Kernel Panic, TimeMachine to the Rescue!

A couple weeks ago I sat down at my computer after dinner to do a little bit of work and was greeted with a very, very sluggish machine. This isn’t normal with my Macbook so I tried shutting down a few applications and pull up Activity Monitor to see what was chewing up the cycles. This seemed to be too much for the machine and it completely locked up, what next? Well, the only thing I could do, hold down the power button until it shut off and try turning it back on (did you try turning it off and on again?).

At this point I wasn’t too worried, and sat waiting for OS X to load. Waiting. And Waiting. And Waiting. It just sat there spinning away. This is quite the dilemma. I hopped onto my iPhone and Goggled to see if there was a way to start up to a command prompt. I found this link which had a bunch of information, including holding command-s to boot to single user mode.

Off and On again, this time booting to single user mode and the command prompt. The same link mentioned running ‘/sbin/fsck’ (file system check) to fix any problems with the file system. I ran it. A billion errors, half a billion couldn’t be fixed. Great… Well, it says you may need to run it multiple times to fix everything, so I run it again. And again. And again. Shit.

Maybe I should try reseting the PRAM like this link says. Off and On again. Kernel Panic. Off and On. Kernel Panic. Shit. (Kernel Panic is the OS X equivalent to a Windows Blue Screen. They are rare so it is likely you have never seen one, but you can check it out here)

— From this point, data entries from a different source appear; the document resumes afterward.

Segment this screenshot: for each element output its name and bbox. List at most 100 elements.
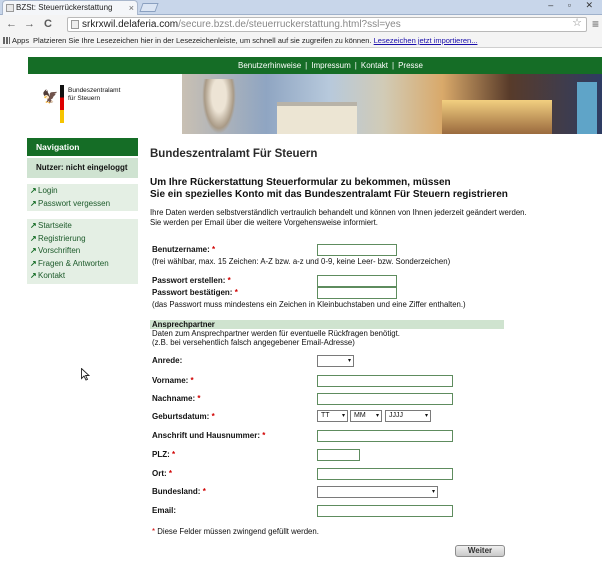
password-field[interactable] xyxy=(317,275,397,287)
vorname-label: Vorname: * xyxy=(152,376,194,385)
password-label: Passwort erstellen: * xyxy=(152,276,231,285)
required-mark: * xyxy=(197,394,201,403)
eagle-icon: 🦅 xyxy=(42,89,59,104)
browser-menu-icon[interactable]: ≡ xyxy=(592,18,599,30)
page: Benutzerhinweise | Impressum | Kontakt | Press… xyxy=(0,49,602,564)
page-title: Bundeszentralamt Für Steuern xyxy=(150,148,318,160)
nachname-field[interactable] xyxy=(317,393,453,405)
intro-line-2: Sie werden per Email über die weitere Vo… xyxy=(150,218,378,227)
back-icon[interactable]: ← xyxy=(6,17,17,32)
bookmark-star-icon[interactable]: ☆ xyxy=(572,17,582,30)
sidebar-item-passwort-vergessen[interactable]: ↗Passwort vergessen xyxy=(27,198,138,211)
page-subtitle: Um Ihre Rückerstattung Steuerformular zu… xyxy=(150,177,508,201)
plz-label: PLZ: * xyxy=(152,450,176,459)
sidebar-item-label: Kontakt xyxy=(38,271,66,280)
url-path: /secure.bzst.de/steuerruckerstattung.htm… xyxy=(178,19,401,30)
plz-field[interactable] xyxy=(317,449,360,461)
logo-text: Bundeszentralamt für Steuern xyxy=(68,87,120,103)
section-hint-1: Daten zum Ansprechpartner werden für eve… xyxy=(152,329,400,338)
username-field[interactable] xyxy=(317,244,397,256)
password-confirm-field[interactable] xyxy=(317,287,397,299)
chevron-down-icon: ▾ xyxy=(431,489,435,495)
sidebar-item-fragen-antworten[interactable]: ↗Fragen & Antworten xyxy=(27,258,138,271)
window-controls[interactable]: ‒ ▫ ✕ xyxy=(548,0,599,11)
bundesland-select[interactable]: ▾ xyxy=(317,486,438,498)
password-confirm-label: Passwort bestätigen: * xyxy=(152,288,238,297)
birth-day-select[interactable]: TT ▾ xyxy=(317,410,348,422)
topnav-impressum-link[interactable]: Impressum xyxy=(311,61,351,70)
logo-line-1: Bundeszentralamt xyxy=(68,87,121,94)
required-mark: * xyxy=(202,487,206,496)
subtitle-line-1: Um Ihre Rückerstattung Steuerformular zu… xyxy=(150,177,451,188)
nachname-label: Nachname: * xyxy=(152,394,201,403)
bundesland-label: Bundesland: * xyxy=(152,487,206,496)
sidebar-item-kontakt[interactable]: ↗Kontakt xyxy=(27,270,138,283)
new-tab-button[interactable] xyxy=(139,3,159,12)
import-bookmarks-link[interactable]: Lesezeichen jetzt importieren... xyxy=(374,36,478,45)
sidebar-item-label: Registrierung xyxy=(38,233,86,243)
required-mark: * xyxy=(152,527,156,536)
password-hint: (das Passwort muss mindestens ein Zeiche… xyxy=(152,300,466,309)
anrede-select[interactable]: ▾ xyxy=(317,355,354,367)
bzst-logo[interactable]: 🦅 Bundeszentralamt für Steuern xyxy=(42,83,122,123)
sidebar-item-label: Login xyxy=(38,186,58,195)
required-mark: * xyxy=(227,276,231,285)
flag-stripe xyxy=(60,85,64,123)
bookmarks-bar: Apps Platzieren Sie Ihre Lesezeichen hie… xyxy=(0,34,602,48)
chevron-down-icon: ▾ xyxy=(375,413,379,419)
logo-line-2: für Steuern xyxy=(68,95,101,102)
top-navigation: Benutzerhinweise | Impressum | Kontakt | Press… xyxy=(28,57,602,74)
vorname-field[interactable] xyxy=(317,375,453,387)
bookmarks-hint: Platzieren Sie Ihre Lesezeichen hier in … xyxy=(33,34,477,47)
geburtsdatum-label: Geburtsdatum: * xyxy=(152,412,215,421)
chevron-down-icon: ▾ xyxy=(424,413,428,419)
browser-tab[interactable]: BZSt: Steuerrückerstattung × xyxy=(2,0,138,15)
apps-label: Apps xyxy=(12,36,30,45)
sidebar-item-registrierung[interactable]: ↗Registrierung xyxy=(27,233,138,246)
subtitle-line-2: Sie ein spezielles Konto mit das Bundesz… xyxy=(150,189,508,200)
sidebar-group-account: ↗Login ↗Passwort vergessen xyxy=(27,184,138,211)
username-label: Benutzername: * xyxy=(152,245,216,254)
bookmarks-hint-text: Platzieren Sie Ihre Lesezeichen hier in … xyxy=(33,36,372,45)
intro-line-1: Ihre Daten werden selbstverständlich ver… xyxy=(150,208,527,217)
anrede-label: Anrede: xyxy=(152,356,183,365)
anschrift-field[interactable] xyxy=(317,430,453,442)
page-info-icon[interactable] xyxy=(71,20,79,29)
address-bar[interactable]: srkrxwil.delaferia.com/secure.bzst.de/st… xyxy=(67,17,587,32)
arrow-icon: ↗ xyxy=(30,221,37,230)
birth-month-select[interactable]: MM ▾ xyxy=(350,410,382,422)
chevron-down-icon: ▾ xyxy=(341,413,345,419)
url-domain: srkrxwil.delaferia.com xyxy=(82,19,179,30)
ort-label: Ort: * xyxy=(152,469,173,478)
chevron-down-icon: ▾ xyxy=(347,358,351,364)
forward-icon[interactable]: → xyxy=(24,17,35,32)
tab-title: BZSt: Steuerrückerstattung xyxy=(16,3,113,12)
favicon-icon xyxy=(6,4,14,12)
required-mark: * xyxy=(211,412,215,421)
email-label: Email: xyxy=(152,506,177,515)
required-footnote: * Diese Felder müssen zwingend gefüllt w… xyxy=(152,527,319,536)
apps-button[interactable]: Apps xyxy=(3,34,29,47)
email-field[interactable] xyxy=(317,505,453,517)
section-header: Ansprechpartner xyxy=(150,320,504,329)
birth-year-select[interactable]: JJJJ ▾ xyxy=(385,410,431,422)
reload-icon[interactable]: C xyxy=(44,17,52,32)
anschrift-label: Anschrift und Hausnummer: * xyxy=(152,431,266,440)
topnav-presse-link[interactable]: Presse xyxy=(398,61,423,70)
weiter-button[interactable]: Weiter xyxy=(455,545,505,557)
required-mark: * xyxy=(168,469,173,478)
sidebar-item-login[interactable]: ↗Login xyxy=(27,185,138,198)
sidebar-title: Navigation xyxy=(27,138,138,156)
sidebar-group-main: ↗Startseite ↗Registrierung ↗Vorschriften… xyxy=(27,219,138,284)
topnav-benutzerhinweise-link[interactable]: Benutzerhinweise xyxy=(238,61,301,70)
sidebar-item-vorschriften[interactable]: ↗Vorschriften xyxy=(27,245,138,258)
topnav-kontakt-link[interactable]: Kontakt xyxy=(361,61,388,70)
required-mark: * xyxy=(212,245,216,254)
required-mark: * xyxy=(172,450,176,459)
arrow-icon: ↗ xyxy=(30,186,37,195)
ort-field[interactable] xyxy=(317,468,453,480)
sidebar-item-startseite[interactable]: ↗Startseite xyxy=(27,220,138,233)
arrow-icon: ↗ xyxy=(30,258,37,268)
tab-close-icon[interactable]: × xyxy=(129,1,134,15)
arrow-icon: ↗ xyxy=(30,246,37,255)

Well, now I’m screwed. At least I have Apple Care, into the Mac shop it goes.

“Did you try turning it Off and On again?”, she asks.
“Yep. I tried running the file system check, I tried reseting the PRAM and I turned it Off and On a dozen times,” I told her.
“Well, I’ll just try reseting the PRAM,” she said. “Oh, ya, Kernel Panic. That’s not good. We’ll take a look and let you know what we can do.”

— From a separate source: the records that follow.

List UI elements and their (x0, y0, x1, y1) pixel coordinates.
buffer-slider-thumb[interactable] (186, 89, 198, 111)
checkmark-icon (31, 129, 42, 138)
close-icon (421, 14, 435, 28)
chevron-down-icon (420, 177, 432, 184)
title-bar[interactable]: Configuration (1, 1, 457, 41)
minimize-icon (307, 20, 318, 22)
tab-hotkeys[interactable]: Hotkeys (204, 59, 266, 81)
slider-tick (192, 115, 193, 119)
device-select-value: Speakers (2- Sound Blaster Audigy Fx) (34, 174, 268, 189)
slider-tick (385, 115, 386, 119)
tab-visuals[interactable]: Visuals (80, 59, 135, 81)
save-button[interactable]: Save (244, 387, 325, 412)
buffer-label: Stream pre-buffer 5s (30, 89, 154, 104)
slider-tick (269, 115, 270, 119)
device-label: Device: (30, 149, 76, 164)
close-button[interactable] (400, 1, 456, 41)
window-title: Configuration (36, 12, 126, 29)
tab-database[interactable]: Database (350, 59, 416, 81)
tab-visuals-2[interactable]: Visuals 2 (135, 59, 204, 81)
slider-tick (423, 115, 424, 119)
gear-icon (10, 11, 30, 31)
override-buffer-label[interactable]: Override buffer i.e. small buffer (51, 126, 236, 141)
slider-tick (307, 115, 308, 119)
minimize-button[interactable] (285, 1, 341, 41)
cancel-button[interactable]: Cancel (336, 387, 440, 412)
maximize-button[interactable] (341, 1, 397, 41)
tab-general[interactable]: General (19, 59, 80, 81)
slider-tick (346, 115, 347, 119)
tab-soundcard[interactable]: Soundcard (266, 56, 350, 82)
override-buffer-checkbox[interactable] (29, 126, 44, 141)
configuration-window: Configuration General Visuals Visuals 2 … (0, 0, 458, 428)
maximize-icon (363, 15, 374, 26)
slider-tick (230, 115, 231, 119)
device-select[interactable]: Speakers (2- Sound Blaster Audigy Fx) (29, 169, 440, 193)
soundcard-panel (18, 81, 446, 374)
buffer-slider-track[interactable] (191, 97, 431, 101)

Later that day, the Mac Store calls. “You need a new hard drive, we’ll be sending your old one to Apple and probably get a new one in 3-5 business days.”
“You don’t have them in stock?” I asked.
“No, we don’t stock the brand Apple uses and to keep it covered by the warranty we have to use one of theirs,” the girl from The Mac Store says.

Four days later and I’m bringing my Macbook home with it’s fresh new hard drive. I pop in my Snow Leopard disk and watch some TV while OS X reinstalls. Once it finishes I’m asked if I want to import user settings or restore from a Time Machine backup. Hell Yes, I’ll restore from the Time Machine backups I started doing ONE WEEK EARLIER! A couple hours later and I could barely remember that my hard drive had failed and I had a new one in my machine. All my Applications were restored. All my settings. Heck, even my desktop wallpaper came back.

The only thing that I had to reinstall was parallels, and that’s because I ignored the folder where the Windows VM was saved (it seems like it wouldn’t have worked from a restore anyways). The moral of the story is spend $60 on a 500 gig hard drive and USE Time Machine. I’ve ignored a number of places on my machine to keep the backup a little smaller and taking less time, you can do the same (with my setup it is PROVEN that you can still restore and get everything back):

~/.Trash
/.Trashes
/Library/Audio
~/Library/Caches
/Library/Caches
~/Downloads
~/Movies
~/Documents/Parallels
~/Music/iTunes/iTunes Music/Podcasts

Currently I have 20 days of backups and 300 gigs remaining on the drive. Do it.

I have to note that my little dialog with the girl at the Mac shop was a little contrived. They were actually really helpful and did a great job bringing my Macbook (and me) back to life.